Will match 'hat' and 'mat' but not 'bat' or 'cat'.

Predefined Character Classes

There are a number of predefined character classes:
   \d   [0-9]         any digit
   \s   [ \t\r\n\f]   any 'whitespace' character
   \w   [a-zA-Z0-9_]  any letter, digit or underscore
 
   \D   [^0-9]        anything except a digit
   \S   [^\s]         anything except whitespace
   \W   [^\w]         anything except a letter, digit or underscore
 
 

So this pattern ...

   \d\dth
 
 

... would match any line containing two digits followed by 'th', such as:

   the 19th hole
 
 

The '.' can be thought of as a class which matches any character. So for example '"p.t"' would match 'pet', 'pot', 'p8t' and 'p@t'. It would not match 'pt'.

Matching Multiple Times

If you wanted to match any line containing 5 consecutive 'W' characters, you could use this:
   WWWWW
 
 

or this:

   W{5}
 
 

If you wanted to match 'bet' and 'beet' but not 'beeet', you could use this:

   be{1,2}t
 
 

Note: the number or numbers in the curly brackets only apply to the character or character class immediately before the '{'. In the above example it will match at least 1 but no more than 2 consecutive 'e's.

Often you want to include an optional character in a match, you could match on zero or one occurences:

   pots{0,1}
 
 

which will match 'pot' or 'pots' (and also 'potscrub'). This is so common it has a shorthand form - just replace '"{0,1}"' with '?' which means exactly the same thing:

   pots?
 
 

There are two other important shorthand forms. '*' mean 0 or more so this:

   po*t
 
 

is the same as:

   po{0,}t
 
 

which will match 'pt', 'pot', 'poot', etc.

The other import form is '+' meaning one or more matches:

   po+t
 
 

will match 'pot', 'poot', etc.

Anchoring a Match

If the very first character in your pattern is '^' then what follows is 'anchored' to the start of the line. For example ...
   ^pot
 
 

... will match these lines:

   potato
   potentially
 
 

but not these:

   a pot-plant
   spotted
 
 

Similarly, '$' can be used to anchor to the end of the line, so ...

   end$
 
 

... will match:

   Max is my friend
 
 

but not:

   My friend is Max
 
 

You can use both '^' and '$' in the same pattern. Here for example is a pattern that matches lines which start with a capital letter and end with an exclamation point:

   ^[A-Z].*!$
 
 

Another useful technique is to use '"\b"' to anchor a match to the beginning or end of a word (think of '"\b"' as matching the boundary between a non-word character such as a space and a word character such as a letter). For example ...

   \bcat
 
 

... will match words that start with 'cat' such as 'cat' or 'catch' but not 'scatter'. And this ...

   \bcat\b
 
 

... will only match 'cat' not 'catch' or 'scat'.

More Information

That's far more information than you can be expected to absorb in one sitting, so we'll stop there. The best way to become proficient with regular expressions is to use them and Sprog is an ideal tool for trying out different patterns and different data.

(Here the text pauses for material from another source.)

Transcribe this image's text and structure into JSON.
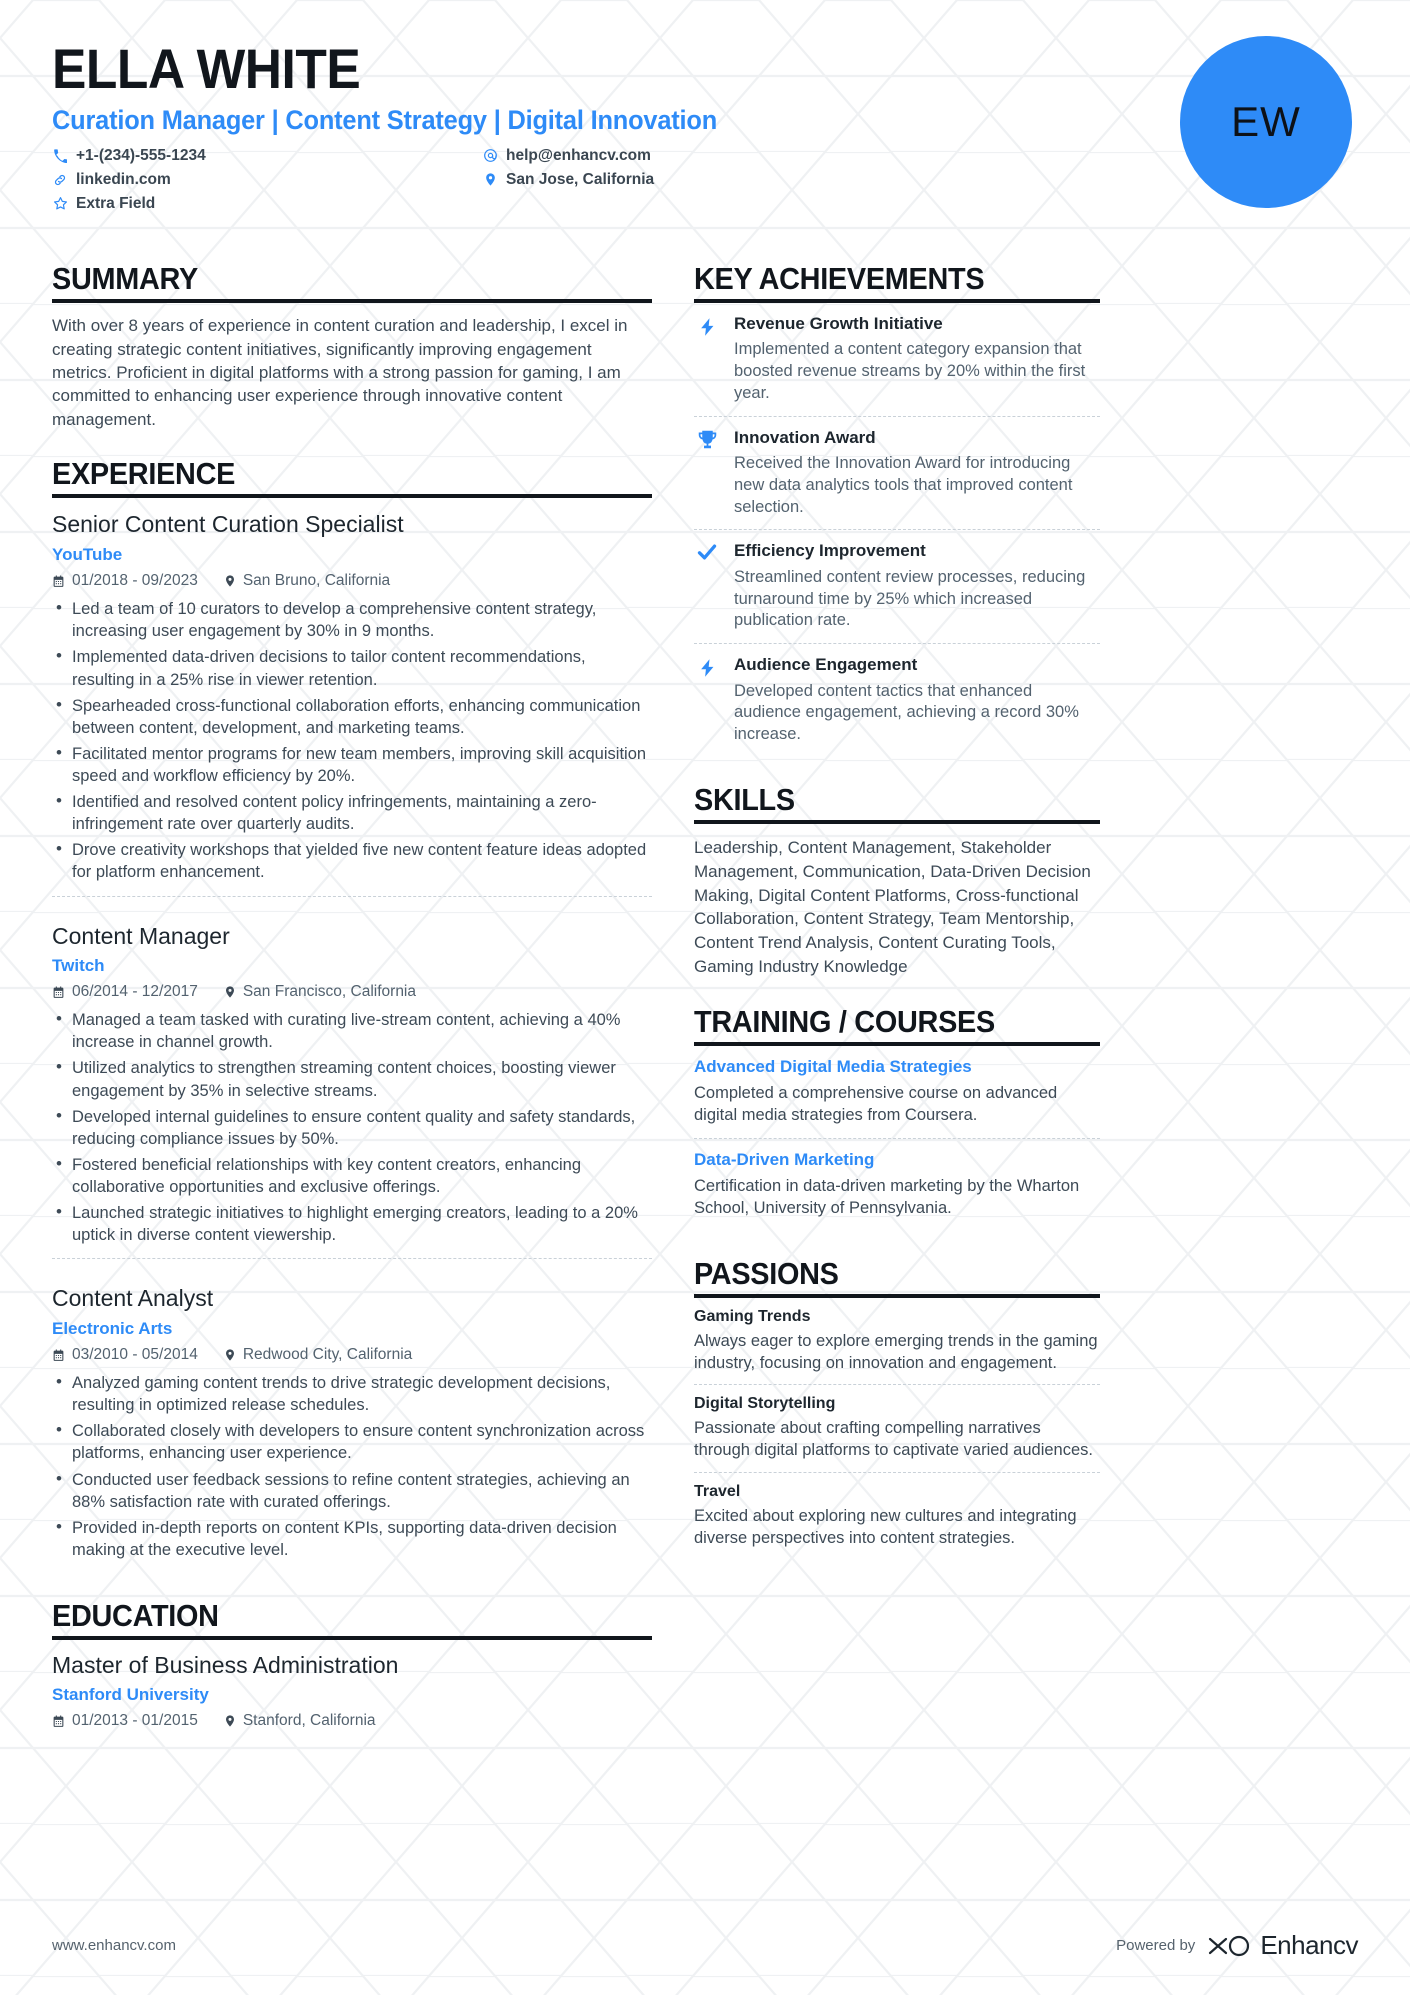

This quick introduction has only scratched the surface of what's possible in a Perl regular expression. The official Perl regular expression tutorial is at: <http://perldoc.perl.org/perlretut.html>.

A web search will locate many helpful pages: <http://www.google.com/search?q=perl+regular+expression+tutorial>.

There are also a number of books on the subject.